Day 20: mile 211.7 to mile 226.2
5.5.18. 14.5 miles
So I did say yesterday was bad, but today was definitely worse. I didn’t sleep very well last night, which was frustrating, and I definitely just woke up in a mood. It was also sad because our hiking group essentially disbanded because some of the boys are just too fast and I can’t keep up that kind of pace/ mileage every day. But everyone needs to hike their own hike, as they say, otherwise you’re not out there for yourself anymore & you start making compromises you may not like.
The hike this morning was tough. We woke up later than usual which was a mistake because the sun was hot at 7 am. The first climb was just so brutal, and I was so upset and in a mood I practically cried the whole way up. I also cried on the way down. And when I finally practically crawled into the whitewater preserve, I saw a golden retriever and a chocolate lab and I started crying again. That’s when I realized part of my moodiness was homesickness and wanting comfort because of how damn hard the day had been. It is a Saturday today and seeing all of the happy families with dogs and kids hanging out at the preserve and staying cool in the river just made me miss home & weekends. Soaking my feet/ lower legs felt so good. They were on fire walking down to the river. There was also a day hiker who brought ice cold Fanta specifically for thru-hikers and it definitely helped with my mood a bit. Not enough to prevent my mini-meltdown in the lovely flush toilets at the preserve, but it was nice to have something so cold when it was already 80ish at 10 am.
We hiked for a little longer to try to find shade but there just wasn’t any. We found a small tree after a water source and Kristie & I regretted not taking our siesta at the actual water source. It was so so so so so hot and we were getting dehydrated laying there without drinking anything & trying to make shade with our umbrellas. We decided to hike on at 3 pm in hopes of catching the boys at the next water source in 6 miles but they had pushed on further. The afternoon hike was soooo hard and so hot. I had to listen to music to keep me moving. Thanks Mamma Mia soundtrack and my Disney song collection for keeping me from hurling myself off the cliff. Kristie and I were beat physically and mentally by the time we got to the creek and decided to stop here to camp since there is so much room & water. We also had a nice chat with two other hikers: Medic and Steel. I still meet new people everyday and like talking to them.

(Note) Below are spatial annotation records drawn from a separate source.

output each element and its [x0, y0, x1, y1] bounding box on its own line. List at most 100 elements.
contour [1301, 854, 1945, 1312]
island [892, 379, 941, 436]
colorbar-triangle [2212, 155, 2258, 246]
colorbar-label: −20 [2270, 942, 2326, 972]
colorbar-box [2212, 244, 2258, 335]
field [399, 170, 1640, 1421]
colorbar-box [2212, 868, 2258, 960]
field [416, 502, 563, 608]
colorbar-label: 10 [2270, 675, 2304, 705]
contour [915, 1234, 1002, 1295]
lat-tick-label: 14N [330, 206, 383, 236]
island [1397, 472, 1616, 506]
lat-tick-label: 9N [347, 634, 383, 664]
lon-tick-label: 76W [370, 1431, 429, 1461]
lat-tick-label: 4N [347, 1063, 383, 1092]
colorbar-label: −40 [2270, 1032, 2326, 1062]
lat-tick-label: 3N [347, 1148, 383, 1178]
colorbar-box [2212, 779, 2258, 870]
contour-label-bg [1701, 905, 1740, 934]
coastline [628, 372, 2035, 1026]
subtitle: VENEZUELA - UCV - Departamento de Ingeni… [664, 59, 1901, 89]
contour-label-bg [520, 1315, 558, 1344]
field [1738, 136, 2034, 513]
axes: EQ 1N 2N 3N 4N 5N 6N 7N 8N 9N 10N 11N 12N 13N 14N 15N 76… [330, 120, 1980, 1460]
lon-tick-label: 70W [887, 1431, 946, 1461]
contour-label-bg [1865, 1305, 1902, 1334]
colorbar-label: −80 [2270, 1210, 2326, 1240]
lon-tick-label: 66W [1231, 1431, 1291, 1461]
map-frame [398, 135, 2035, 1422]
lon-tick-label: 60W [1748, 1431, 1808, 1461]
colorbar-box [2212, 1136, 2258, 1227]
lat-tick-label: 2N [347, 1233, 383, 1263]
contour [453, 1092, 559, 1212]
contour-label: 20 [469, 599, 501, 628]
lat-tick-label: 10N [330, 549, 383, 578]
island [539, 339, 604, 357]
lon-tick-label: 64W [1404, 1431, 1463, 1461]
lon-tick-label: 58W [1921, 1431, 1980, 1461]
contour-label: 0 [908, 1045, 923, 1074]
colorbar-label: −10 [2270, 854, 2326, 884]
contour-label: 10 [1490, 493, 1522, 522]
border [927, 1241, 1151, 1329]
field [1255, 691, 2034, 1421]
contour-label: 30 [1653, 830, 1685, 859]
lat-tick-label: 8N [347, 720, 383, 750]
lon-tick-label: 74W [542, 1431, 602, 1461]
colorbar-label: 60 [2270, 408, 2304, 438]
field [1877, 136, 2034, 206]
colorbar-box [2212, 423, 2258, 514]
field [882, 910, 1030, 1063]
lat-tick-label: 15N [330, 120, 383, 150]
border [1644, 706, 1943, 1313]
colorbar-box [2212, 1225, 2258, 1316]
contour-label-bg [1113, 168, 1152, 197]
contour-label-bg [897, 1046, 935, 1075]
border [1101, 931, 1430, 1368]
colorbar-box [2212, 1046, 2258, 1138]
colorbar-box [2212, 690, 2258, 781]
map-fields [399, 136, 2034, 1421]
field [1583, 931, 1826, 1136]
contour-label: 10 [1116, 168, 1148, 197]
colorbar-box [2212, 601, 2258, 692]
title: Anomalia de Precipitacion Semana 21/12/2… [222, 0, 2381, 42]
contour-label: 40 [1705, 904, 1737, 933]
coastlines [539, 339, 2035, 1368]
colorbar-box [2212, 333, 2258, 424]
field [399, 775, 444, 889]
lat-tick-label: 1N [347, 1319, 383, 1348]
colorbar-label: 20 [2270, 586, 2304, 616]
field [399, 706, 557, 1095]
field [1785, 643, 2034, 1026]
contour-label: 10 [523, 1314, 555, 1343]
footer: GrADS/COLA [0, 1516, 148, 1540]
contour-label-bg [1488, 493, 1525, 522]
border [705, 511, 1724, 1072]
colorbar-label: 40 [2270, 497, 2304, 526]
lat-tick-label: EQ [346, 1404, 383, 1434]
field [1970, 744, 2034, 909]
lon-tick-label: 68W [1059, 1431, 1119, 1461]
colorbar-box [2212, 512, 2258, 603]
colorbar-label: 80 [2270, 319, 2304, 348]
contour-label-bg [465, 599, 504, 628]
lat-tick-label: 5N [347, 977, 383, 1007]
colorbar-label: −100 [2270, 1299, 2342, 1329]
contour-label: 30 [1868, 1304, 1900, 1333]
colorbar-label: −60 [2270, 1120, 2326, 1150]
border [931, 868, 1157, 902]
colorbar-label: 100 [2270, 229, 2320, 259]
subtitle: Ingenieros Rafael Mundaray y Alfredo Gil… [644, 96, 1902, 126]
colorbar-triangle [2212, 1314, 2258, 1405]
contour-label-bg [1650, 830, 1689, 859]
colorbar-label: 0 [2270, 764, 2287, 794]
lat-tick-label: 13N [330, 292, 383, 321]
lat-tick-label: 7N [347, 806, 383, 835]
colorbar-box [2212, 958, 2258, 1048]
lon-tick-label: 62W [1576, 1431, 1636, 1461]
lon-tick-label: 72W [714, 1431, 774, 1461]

We still have 40 miles to go to get to Big Bear and we are very determined to get there on Monday. We are already planning on staying at least 2 nights, I may need 3. We hope we’ll catch some of the boys tomorrow by waking up super early & hiking by 4 am to beat the heat.
Today was the first day I thought about quitting since being on the trail. It’s hard to explain my mental state today but a combination of exhaustion, sore muscles, burning feet, homesickness, and extreme heat (95-100 today) definitely all combined to play a role. I’m definitely feeling much better now that I’m in my tent, laying down on my sleeping pad, quilt draped over me (it’s still so hot), and I’ve had a snack, dinner, and dessert in my tummy and I’ve been able to replenish my body with water. I’m happy we’ll be following this creek for the next 12 miles- fresh water whenever! We have a big climb tomorrow and I hope my body can handle it. I feel like so many people I’ve met had their body issues during the first week-10 days, but of course mine are coming now? Idk if people just don’t talk about it anymore, but it would be reassuring if others also had super sore quads, hams, calves, and glutes all the time.